その点、リアル書店の場合は、そこにずらっと並べてあるだけで、それなりにすべて目に入りますし、全体を見渡すことができます。ただ、今回のリブロのフェアの場合、そうではなく、単に「震災」で検索したのではヒットしないような本が並んでいるところにフェアの面白さ、特長があるわけで、そこがリアル書店ならではというところなのでしょう。

でも、この記事を読んだときに、「やっぱり、ネットよりも本屋さんの方が面白いことできるよなあ」と思うと共に、これだけの著名人に連絡を取り、本を推薦してもらうというのは、かなり手間暇のかかる作業だろうなとも思いました。現地未確認なのですが、もしコメントももらっているのだとしたら、さらに手間も時間もかかっていますよね。

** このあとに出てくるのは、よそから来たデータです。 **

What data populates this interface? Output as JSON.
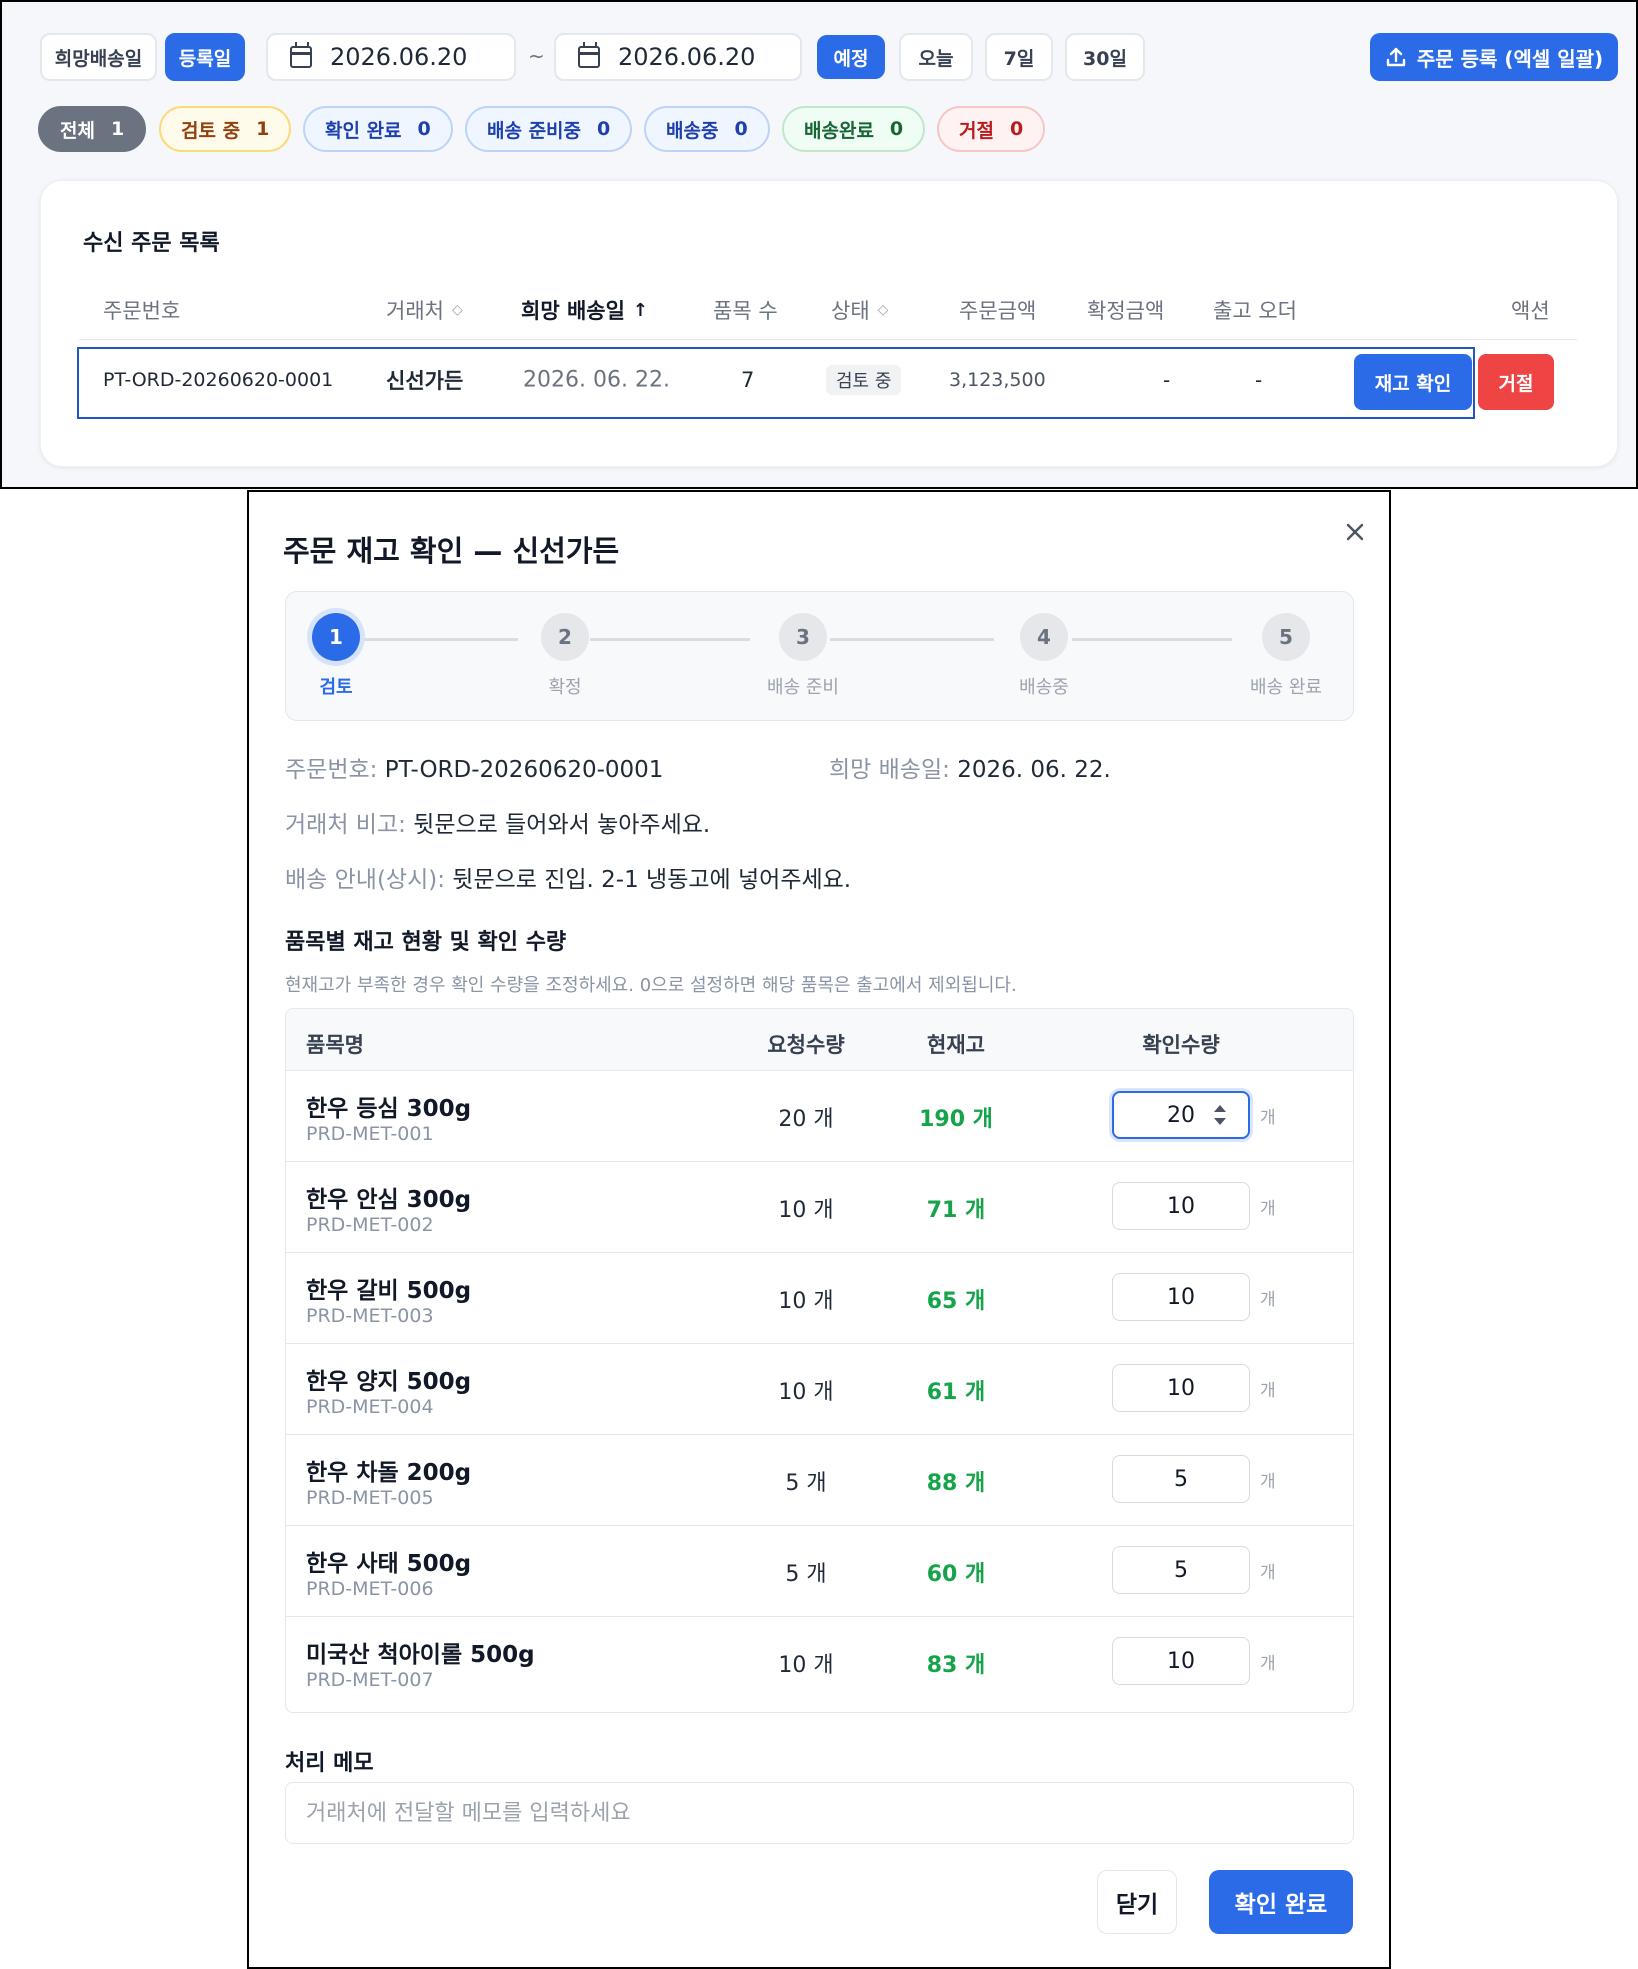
{
  "toolbar": {
    "date_type_options": [
      "희망배송일",
      "등록일"
    ],
    "date_type_selected": "등록일",
    "date_from": "2026.06.20",
    "date_to": "2026.06.20",
    "tilde": "~",
    "quick_ranges": [
      "예정",
      "오늘",
      "7일",
      "30일"
    ],
    "quick_selected": "예정",
    "upload_label": "주문 등록 (엑셀 일괄)"
  },
  "status_filters": [
    {
      "label": "전체",
      "count": "1"
    },
    {
      "label": "검토 중",
      "count": "1"
    },
    {
      "label": "확인 완료",
      "count": "0"
    },
    {
      "label": "배송 준비중",
      "count": "0"
    },
    {
      "label": "배송중",
      "count": "0"
    },
    {
      "label": "배송완료",
      "count": "0"
    },
    {
      "label": "거절",
      "count": "0"
    }
  ],
  "order_list": {
    "title": "수신 주문 목록",
    "columns": [
      "주문번호",
      "거래처",
      "희망 배송일",
      "품목 수",
      "상태",
      "주문금액",
      "확정금액",
      "출고 오더",
      "액션"
    ],
    "rows": [
      {
        "order_no": "PT-ORD-20260620-0001",
        "client": "신선가든",
        "delivery_date": "2026. 06. 22.",
        "item_count": "7",
        "status": "검토 중",
        "order_amount": "3,123,500",
        "confirmed_amount": "-",
        "shipping_order": "-",
        "actions": {
          "check_stock": "재고 확인",
          "reject": "거절"
        }
      }
    ]
  },
  "modal": {
    "title": "주문 재고 확인 — 신선가든",
    "steps": [
      {
        "num": "1",
        "label": "검토"
      },
      {
        "num": "2",
        "label": "확정"
      },
      {
        "num": "3",
        "label": "배송 준비"
      },
      {
        "num": "4",
        "label": "배송중"
      },
      {
        "num": "5",
        "label": "배송 완료"
      }
    ],
    "active_step": 1,
    "order_no_label": "주문번호:",
    "order_no": "PT-ORD-20260620-0001",
    "delivery_label": "희망 배송일:",
    "delivery_date": "2026. 06. 22.",
    "client_note_label": "거래처 비고:",
    "client_note": "뒷문으로 들어와서 놓아주세요.",
    "delivery_guide_label": "배송 안내(상시):",
    "delivery_guide": "뒷문으로 진입. 2-1 냉동고에 넣어주세요.",
    "section_title": "품목별 재고 현황 및 확인 수량",
    "section_hint": "현재고가 부족한 경우 확인 수량을 조정하세요. 0으로 설정하면 해당 품목은 출고에서 제외됩니다.",
    "table_headers": {
      "name": "품목명",
      "requested": "요청수량",
      "stock": "현재고",
      "confirm": "확인수량"
    },
    "unit": "개",
    "items": [
      {
        "name": "한우 등심 300g",
        "code": "PRD-MET-001",
        "requested": "20 개",
        "stock": "190 개",
        "confirm": "20"
      },
      {
        "name": "한우 안심 300g",
        "code": "PRD-MET-002",
        "requested": "10 개",
        "stock": "71 개",
        "confirm": "10"
      },
      {
        "name": "한우 갈비 500g",
        "code": "PRD-MET-003",
        "requested": "10 개",
        "stock": "65 개",
        "confirm": "10"
      },
      {
        "name": "한우 양지 500g",
        "code": "PRD-MET-004",
        "requested": "10 개",
        "stock": "61 개",
        "confirm": "10"
      },
      {
        "name": "한우 차돌 200g",
        "code": "PRD-MET-005",
        "requested": "5 개",
        "stock": "88 개",
        "confirm": "5"
      },
      {
        "name": "한우 사태 500g",
        "code": "PRD-MET-006",
        "requested": "5 개",
        "stock": "60 개",
        "confirm": "5"
      },
      {
        "name": "미국산 척아이롤 500g",
        "code": "PRD-MET-007",
        "requested": "10 개",
        "stock": "83 개",
        "confirm": "10"
      }
    ],
    "memo_title": "처리 메모",
    "memo_placeholder": "거래처에 전달할 메모를 입력하세요",
    "close_label": "닫기",
    "confirm_label": "확인 완료"
  },
  "colors": {
    "accent": "#2b6be8",
    "danger": "#ef4444",
    "stock_ok": "#16a34a"
  }
}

そして思うのは、ネット書店に対して、リアル書店はここまで手間をかけないと、人に来てもらえなくなっているのか、ということです。恐らく、こういう記事も出たのでこのフェアは話題にもなるでしょうし、集客にも貢献するでしょう。そしてなにより売り上げにも直結することと思います。

ただ、これだけの手間をかけて、ようやくそういう状況では、書店としては割に合わないのではないかという気もしました。リブロだから、それだけの手間暇や人員を割けたのであって、他の中小書店では、日常業務で手一杯で、とてもそんな余裕はないのではないでしょうか? それに、こういったフェアを切らすことなく次から次へと企画し実行するのは、リブロといえどもかなりしんどいのではないでしょうか。

そこまでしてやっと話題にもなり、お客さんが集まり、売り上げも上がる。書店の醍醐味である反面、それをいまの書店の状況で期待するのは、出版社としてはとても心苦しくも思います。もちろん「こういうフェア、やりたいんだ!」という声にはできる限り答えたいと思っていますが。